FIGHT ON AGAIN. I WANT TO LIVE LONG ENOUGH TO SEE MY CHILDREN EMPLOYED, MARRIED AND HAVE CHILDREN.
you are a brave lady. My husband’s diagnosis was 20 days ago. Stage 4 esophageal cancer with metastasis to liver and adrenal glands. He’s 59, never smoked and we are facing terrible odds. The big comprehensive cancer center we tried offered only palative chemo. We came back to be treated by more rural docs, but some with fighting spirit. We start Tuesday. It is so hard to see him in such discomfort and not be able to fix this. It’s so hard to know that I may not have him in 90 days. I try to stay focused and make sure I do everything I can to help him each day with research, appointments , nutrition and basic care. Doing that allows me to sleep at night. Doing everything possible and then handing the rest to God. That’s all I can offer and I’m not sure it’s gonna be enough, because I feel more abandoned by God now even though I know it’s not true, I just feel that because this seems so very unfair.

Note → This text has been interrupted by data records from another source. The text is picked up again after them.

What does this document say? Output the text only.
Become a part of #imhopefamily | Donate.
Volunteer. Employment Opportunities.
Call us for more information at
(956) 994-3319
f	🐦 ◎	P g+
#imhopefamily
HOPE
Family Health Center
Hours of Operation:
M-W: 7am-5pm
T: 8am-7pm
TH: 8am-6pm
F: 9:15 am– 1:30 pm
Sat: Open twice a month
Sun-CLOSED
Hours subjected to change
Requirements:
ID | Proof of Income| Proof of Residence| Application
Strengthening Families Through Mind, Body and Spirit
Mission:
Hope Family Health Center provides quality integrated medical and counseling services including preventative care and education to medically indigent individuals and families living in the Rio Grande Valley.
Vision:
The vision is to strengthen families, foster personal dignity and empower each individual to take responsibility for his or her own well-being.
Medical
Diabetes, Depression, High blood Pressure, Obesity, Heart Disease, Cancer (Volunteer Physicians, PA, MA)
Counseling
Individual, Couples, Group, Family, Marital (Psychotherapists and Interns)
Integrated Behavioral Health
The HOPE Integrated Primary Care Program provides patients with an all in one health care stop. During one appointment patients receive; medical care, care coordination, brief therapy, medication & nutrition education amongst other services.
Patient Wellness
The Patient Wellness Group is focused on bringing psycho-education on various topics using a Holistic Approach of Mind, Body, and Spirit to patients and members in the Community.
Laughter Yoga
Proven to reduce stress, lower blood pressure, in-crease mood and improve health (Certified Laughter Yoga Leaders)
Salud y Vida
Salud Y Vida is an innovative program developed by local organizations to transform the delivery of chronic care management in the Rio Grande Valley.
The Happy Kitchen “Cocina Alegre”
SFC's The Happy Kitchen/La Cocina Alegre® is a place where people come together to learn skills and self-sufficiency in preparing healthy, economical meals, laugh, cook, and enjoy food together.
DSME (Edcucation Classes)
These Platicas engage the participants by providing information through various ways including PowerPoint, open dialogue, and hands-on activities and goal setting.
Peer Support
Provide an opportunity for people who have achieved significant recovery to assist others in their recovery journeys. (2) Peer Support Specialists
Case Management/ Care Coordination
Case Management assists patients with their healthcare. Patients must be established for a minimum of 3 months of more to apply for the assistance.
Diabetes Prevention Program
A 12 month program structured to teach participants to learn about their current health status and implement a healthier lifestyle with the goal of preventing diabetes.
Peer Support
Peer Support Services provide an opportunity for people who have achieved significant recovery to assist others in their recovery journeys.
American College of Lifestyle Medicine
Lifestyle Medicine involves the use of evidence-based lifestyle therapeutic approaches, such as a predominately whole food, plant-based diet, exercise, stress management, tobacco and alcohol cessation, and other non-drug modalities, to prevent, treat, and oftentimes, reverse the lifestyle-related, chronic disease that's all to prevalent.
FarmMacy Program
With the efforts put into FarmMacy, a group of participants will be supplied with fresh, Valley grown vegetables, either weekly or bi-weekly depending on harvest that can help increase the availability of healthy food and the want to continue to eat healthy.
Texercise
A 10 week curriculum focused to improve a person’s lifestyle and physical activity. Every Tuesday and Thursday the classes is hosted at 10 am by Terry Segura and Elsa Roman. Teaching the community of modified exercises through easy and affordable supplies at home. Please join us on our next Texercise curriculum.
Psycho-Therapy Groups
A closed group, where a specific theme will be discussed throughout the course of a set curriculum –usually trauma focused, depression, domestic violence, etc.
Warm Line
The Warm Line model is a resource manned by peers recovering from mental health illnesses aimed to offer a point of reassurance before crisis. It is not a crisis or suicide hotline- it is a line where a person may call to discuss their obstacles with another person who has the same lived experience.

one ray of hope I’ve found is use of keytrudia in trials, super promising and worth asking about. I’m also a big believer in nutrition to starve the disease. You may not be able to kill it, but you can slow it down. Everyday you keep him here is a day closer to the promise of a cure. Your family is in my prayers
Sorry to hear about your husband. It is a very tough journey for love ones of a cancer patient. I always say life is unfair and also keep asking why this happen to my husband. But my friend told me, life is fair just for some it is more fair than others and things always happen for a reason just sometimes we cannot understand the reason.
2 years on and unfortunately my husband lost the battle and passed on 12th August 2019. He was only 42 years old. It was never easy dealing with this when he was fighthing for his life but it is harder now without him around. I lost my soul mate, my best freind and the love of my life.
Now it's still raw but i wake up everyday telling myself i made a promise to him and i will try to be happy after he passed. I am greatful he gave me these last 2 years to be with him and take care of him. He always try to make me smile whenever he gets the strength and he always tell me he loves me every morning and every night. I am grateful.